Sır dinleri olarak isimlendirilen bu kültlerde, Mitraizm dışında merkezi figür ölen ve dirilen genç tanrıdır. Bu kültlerin ilahları esasen bitkisel ilahlardır. Kült vasıtasıyla burada gerçekleştirilen birleşmeler, bu ilahların kaderlerine ortak olmayla özdeşleştirilir. Böylece inisiye edilen yeni üye, ölümsüz hayat için sır dininin ilahının ölmesine ve yeniden doğmasına katılır. İnisiye edilen, yeniden doğar, tanrılaştırılır ve aydınlatılır. Ruhunda ölümsüzlük ilacına sahip olur. Her zaman olmasa bile bazı durumlarda, inisiasyonlarda ilahla bir olan yeni reel bir şahsiyet inşa edilir707.

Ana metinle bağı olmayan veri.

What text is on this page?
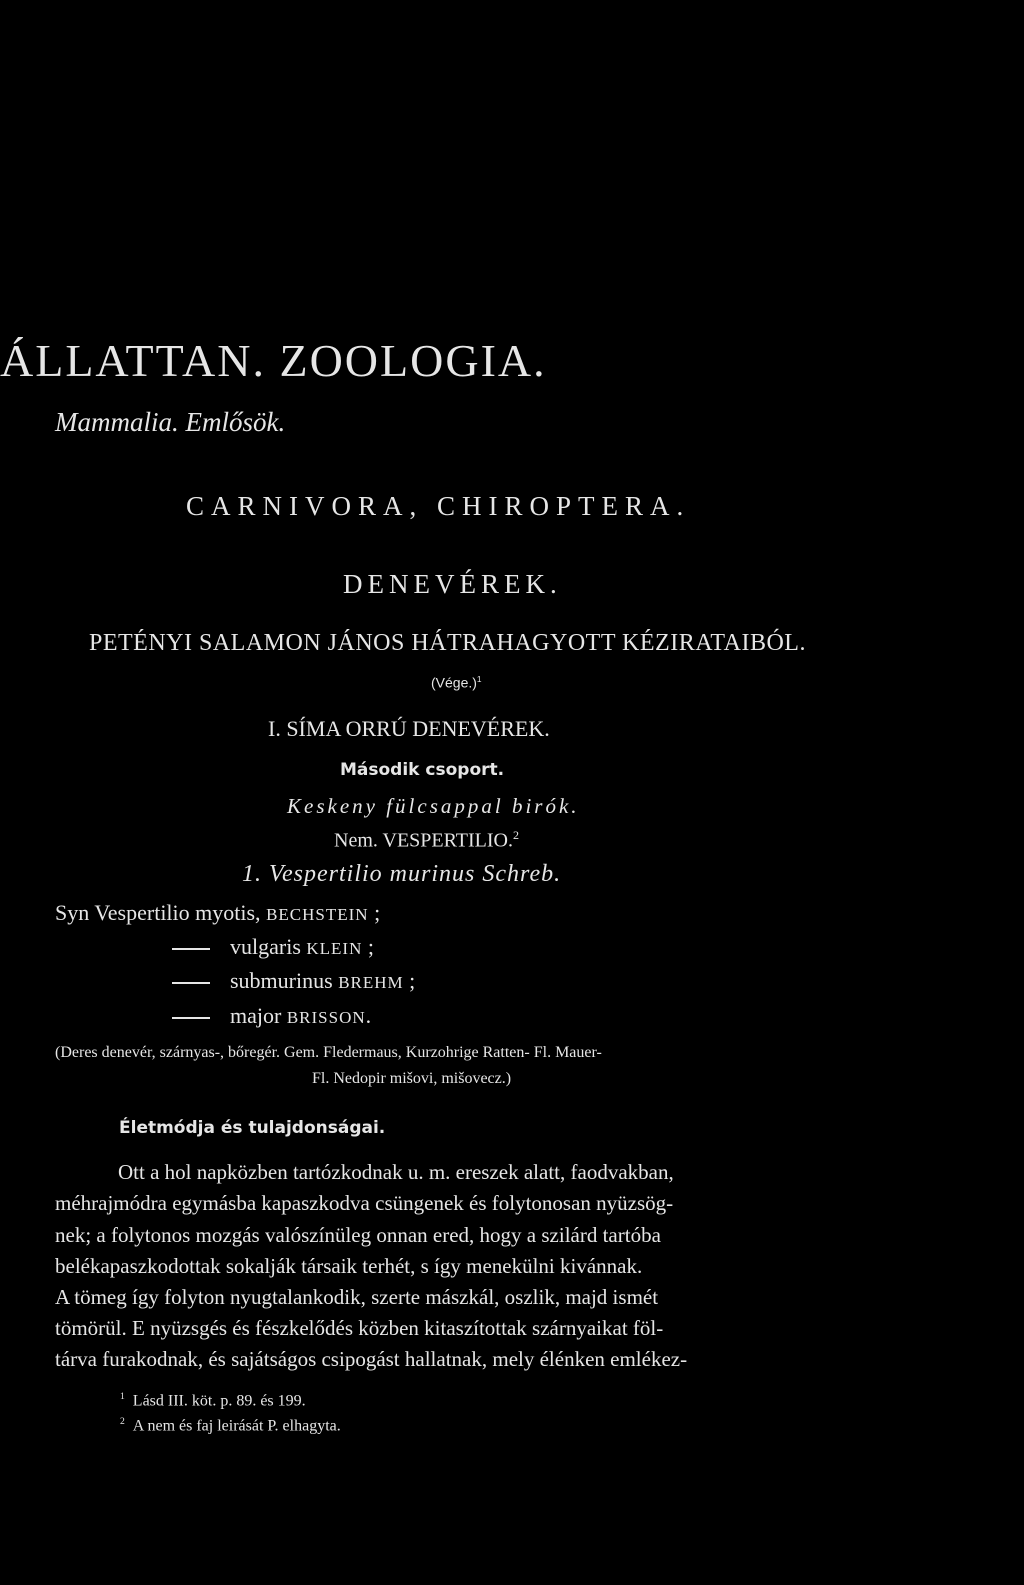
ÁLLATTAN. ZOOLOGIA.
Mammalia. Emlősök.
CARNIVORA, CHIROPTERA.
DENEVÉREK.
PETÉNYI SALAMON JÁNOS HÁTRAHAGYOTT KÉZIRATAIBÓL.
(Vége.)$^1$
I. SÍMA ORRÚ DENEVÉREK.
Második csoport.
Keskeny fülcsappal birók.
Nem. VESPERTILIO.$^2$
1. Vespertilio murinus Schreb.
Syn Vespertilio myotis, BECHSTEIN ;
vulgaris KLEIN ;
submurinus BREHM ;
major BRISSON.
(Deres denevér, szárnyas-, bőregér. Gem. Fledermaus, Kurzohrige Ratten- Fl. Mauer-
Fl. Nedopir mišovi, mišovecz.)
Életmódja és tulajdonságai.
Ott a hol napközben tartózkodnak u. m. ereszek alatt, faodvakban,
méhrajmódra egymásba kapaszkodva csüngenek és folytonosan nyüzsög-
nek; a folytonos mozgás valószínüleg onnan ered, hogy a szilárd tartóba
belékapaszkodottak sokalják társaik terhét, s így menekülni kivánnak.
A tömeg így folyton nyugtalankodik, szerte mászkál, oszlik, majd ismét
tömörül. E nyüzsgés és fészkelődés közben kitaszítottak szárnyaikat föl-
tárva furakodnak, és sajátságos csipogást hallatnak, mely élénken emlékez-
$^1$ Lásd III. köt. p. 89. és 199.
$^2$ A nem és faj leirását P. elhagyta.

Pavlus’un Rab kullanımının kaynakları olabilecekler hakkındaki bu kısa bilgiden sonra, , kesin bir kanı olmamakla birlikte yukarıdaki bilgilerden hareketle şunlar söylenebilir. İlk hıristiyanlar, İsa Mesih hakkında Rab sıfatını kullanıyorlardı. Bunu “Rabbimiz gel”

kullanımında görmek mümkündür. Bu kullanımın, öldüğüne ve dirildiğine inandıkları İsa için, sıradan bir üstat bir efendi anlamından fazla bir anlam ifade ettiği de söylenebilir. Rab sıfatının incillerde kullanımı da bu bağlamda düşünülebilir. Burada, kelime hem İsa için hem de Yahve için kullanılmaktadır. Ancak, bağlamlar ikisinin birbirine karıştırılmadığını ortaya koymaktadır.

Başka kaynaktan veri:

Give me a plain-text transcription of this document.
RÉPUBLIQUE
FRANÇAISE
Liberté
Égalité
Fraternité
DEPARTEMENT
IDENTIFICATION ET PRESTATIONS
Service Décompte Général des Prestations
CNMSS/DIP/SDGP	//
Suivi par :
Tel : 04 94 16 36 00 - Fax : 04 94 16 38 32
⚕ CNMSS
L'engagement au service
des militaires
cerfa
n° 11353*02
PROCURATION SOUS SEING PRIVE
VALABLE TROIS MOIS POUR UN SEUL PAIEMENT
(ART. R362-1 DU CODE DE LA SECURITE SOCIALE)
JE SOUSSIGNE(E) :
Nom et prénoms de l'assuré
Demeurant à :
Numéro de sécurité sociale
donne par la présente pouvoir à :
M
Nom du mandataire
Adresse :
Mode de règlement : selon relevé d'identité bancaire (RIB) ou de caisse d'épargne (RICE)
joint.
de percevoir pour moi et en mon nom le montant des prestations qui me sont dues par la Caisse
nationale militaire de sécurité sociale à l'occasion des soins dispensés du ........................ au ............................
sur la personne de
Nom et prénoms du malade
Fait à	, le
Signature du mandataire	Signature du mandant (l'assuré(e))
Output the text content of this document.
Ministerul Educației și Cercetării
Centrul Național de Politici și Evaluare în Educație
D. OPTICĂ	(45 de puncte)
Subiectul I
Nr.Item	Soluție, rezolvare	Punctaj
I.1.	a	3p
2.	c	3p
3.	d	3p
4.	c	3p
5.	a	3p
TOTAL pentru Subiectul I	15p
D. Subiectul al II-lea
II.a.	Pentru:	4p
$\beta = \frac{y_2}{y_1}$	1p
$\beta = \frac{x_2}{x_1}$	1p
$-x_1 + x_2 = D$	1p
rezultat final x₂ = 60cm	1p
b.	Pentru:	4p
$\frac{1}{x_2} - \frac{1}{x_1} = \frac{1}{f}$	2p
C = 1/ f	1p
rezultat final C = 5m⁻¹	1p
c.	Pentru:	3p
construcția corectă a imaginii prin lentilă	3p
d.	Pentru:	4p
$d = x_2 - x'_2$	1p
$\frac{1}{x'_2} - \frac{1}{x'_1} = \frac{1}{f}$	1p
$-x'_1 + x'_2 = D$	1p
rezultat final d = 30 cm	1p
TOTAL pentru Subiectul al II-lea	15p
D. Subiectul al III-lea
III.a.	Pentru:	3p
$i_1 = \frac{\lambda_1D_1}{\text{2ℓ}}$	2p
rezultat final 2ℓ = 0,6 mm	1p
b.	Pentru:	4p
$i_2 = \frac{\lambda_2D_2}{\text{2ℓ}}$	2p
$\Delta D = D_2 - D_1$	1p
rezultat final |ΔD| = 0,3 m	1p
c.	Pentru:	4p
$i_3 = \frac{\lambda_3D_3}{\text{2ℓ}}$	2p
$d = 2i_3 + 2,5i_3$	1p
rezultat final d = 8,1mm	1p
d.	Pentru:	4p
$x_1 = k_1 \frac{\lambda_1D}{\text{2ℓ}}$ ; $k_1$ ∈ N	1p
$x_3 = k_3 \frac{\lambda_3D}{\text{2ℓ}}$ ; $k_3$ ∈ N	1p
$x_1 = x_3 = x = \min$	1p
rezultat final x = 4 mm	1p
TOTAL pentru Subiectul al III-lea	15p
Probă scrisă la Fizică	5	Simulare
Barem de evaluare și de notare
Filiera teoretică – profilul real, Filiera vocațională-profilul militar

Rab sıfatının -en azından bir yahudi olan Pavlus için- yahudi kaynaklı bir geçmişe sahip olduğunu da yukarıda anlatılanlardan çıkarmak mümkündür. Kelimenin yahudi kullanımında, Tanrı’yı ifade etmek maksadıyla Adonai’in yerine kullanıldığı ve Yetmişler Tercümesi’nde de, kyriosa bunu karşılığında yer verildiği meydandadır.

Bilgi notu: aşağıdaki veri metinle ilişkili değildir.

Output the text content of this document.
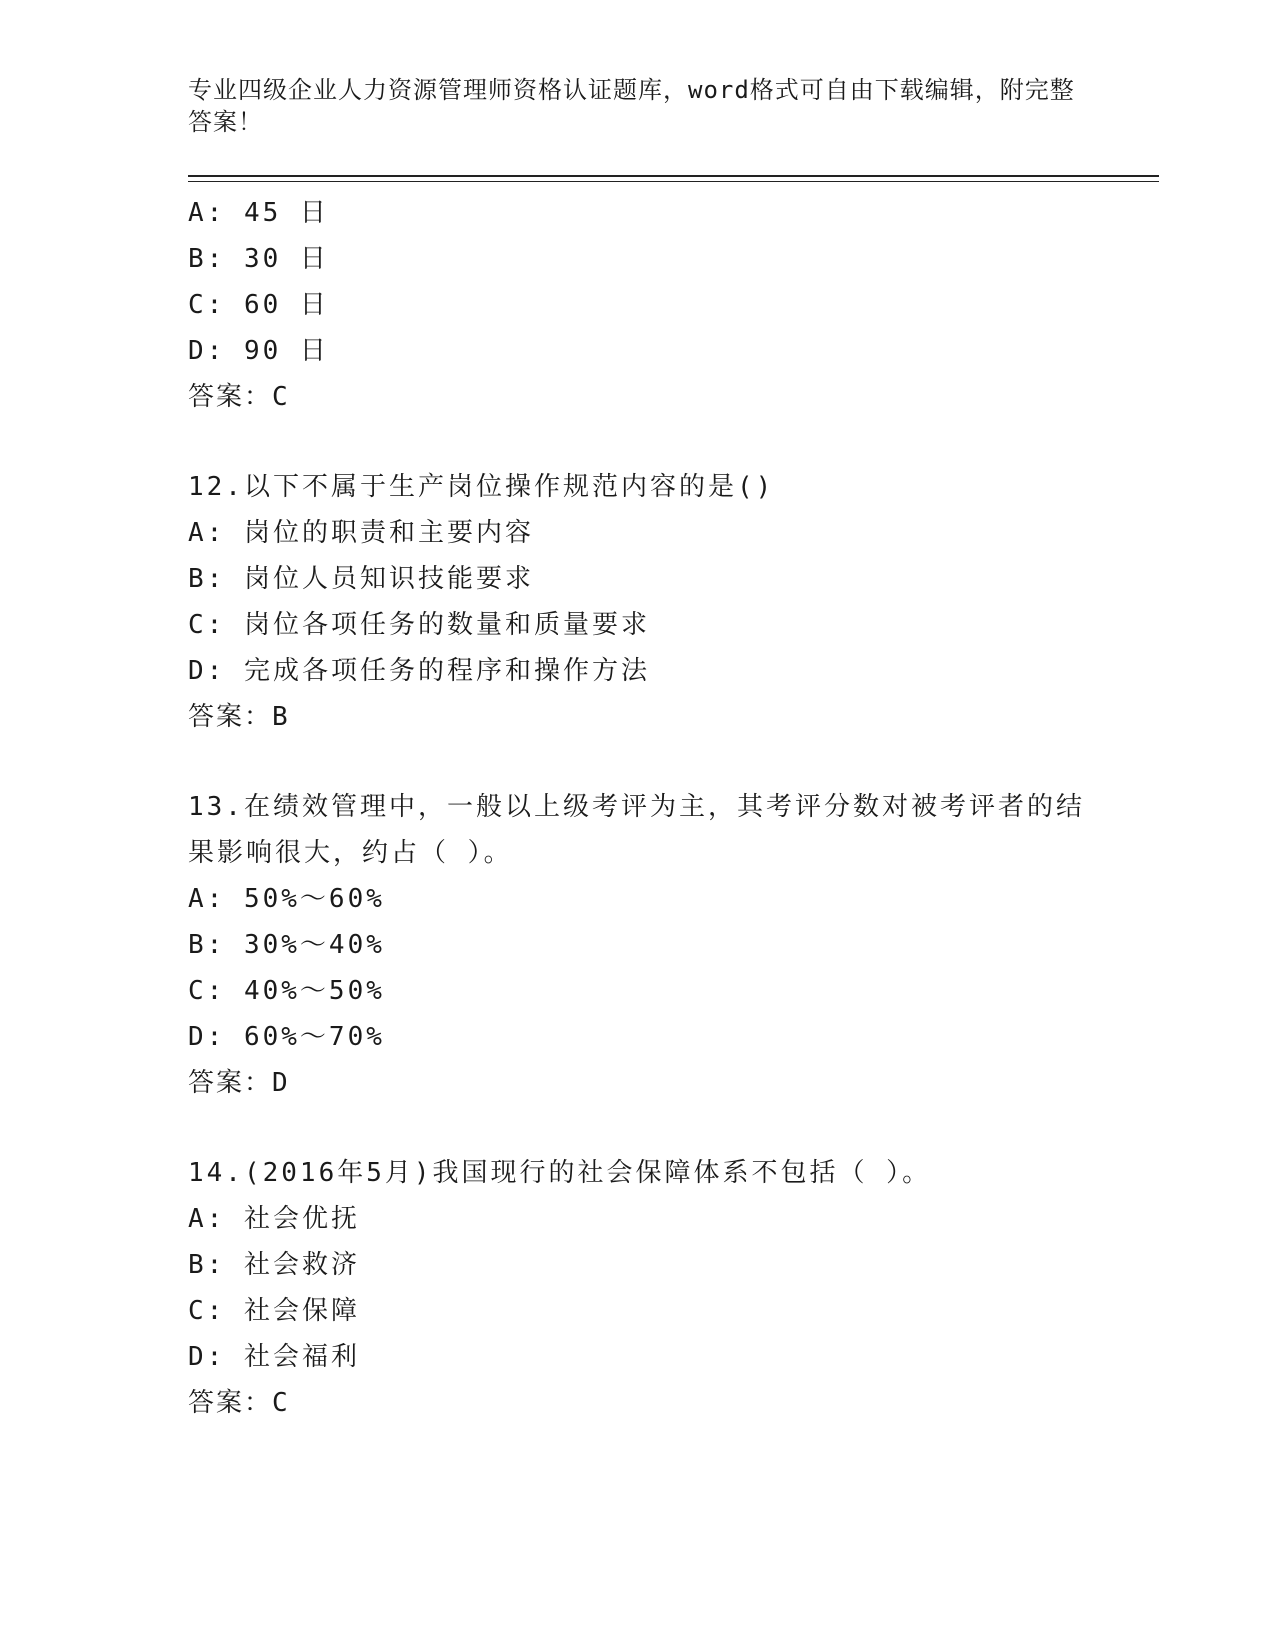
专业四级企业人力资源管理师资格认证题库，word格式可自由下载编辑，附完整
答案！
A: 45 日
B: 30 日
C: 60 日
D: 90 日
答案：C
12.以下不属于生产岗位操作规范内容的是()
A: 岗位的职责和主要内容
B: 岗位人员知识技能要求
C: 岗位各项任务的数量和质量要求
D: 完成各项任务的程序和操作方法
答案：B
13.在绩效管理中，一般以上级考评为主，其考评分数对被考评者的结
果影响很大，约占（ ）。
A: 50%～60%
B: 30%～40%
C: 40%～50%
D: 60%～70%
答案：D
14.(2016年5月)我国现行的社会保障体系不包括（ ）。
A: 社会优抚
B: 社会救济
C: 社会保障
D: 社会福利
答案：C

Öyleyse, Pavlus’un kullandığı bu sıfatın köken itibariyle bu iki geçmişe ait olduğunu söylemek mümkündür. Ancak, her iki kullanımda da, Tanrı’nın yerine kullanılan Rab sıfatını bir insan için ve bunların birbirlerinin yerine kullanıldığını gösterecek bir şey yoktur. Bu yüzden de, geriye ölen dirilen, acı çeken ve bu çektiklerine katılan tâbisini kurtaran sır dinlerinin kurtarıcı rabbleri kalmaktadır. Pavlus’un İsa Mesih anlayışını, insanlar için çektiklerini, kurtarıcılığı üzerindeki vurgusunu dikkate aldığımızda kelimeyi yahudi ve hıristiyan kullanımından almış olsa bile, ona sır dinlerinin rabblik anlamını yüklediği ve İsa Mesih için kullandığı söylenebilir. Pavlus’un bu kullanımının yahudilik değil de, helenistik anlamının yaygın olarak bilindiği bölgelerde kendi din anlayışını takdim etmede büyük bir kolaylık sağladığı da Pavlus’un bu anlayış tarzı için itici bir güç olarak düşünülebilir708.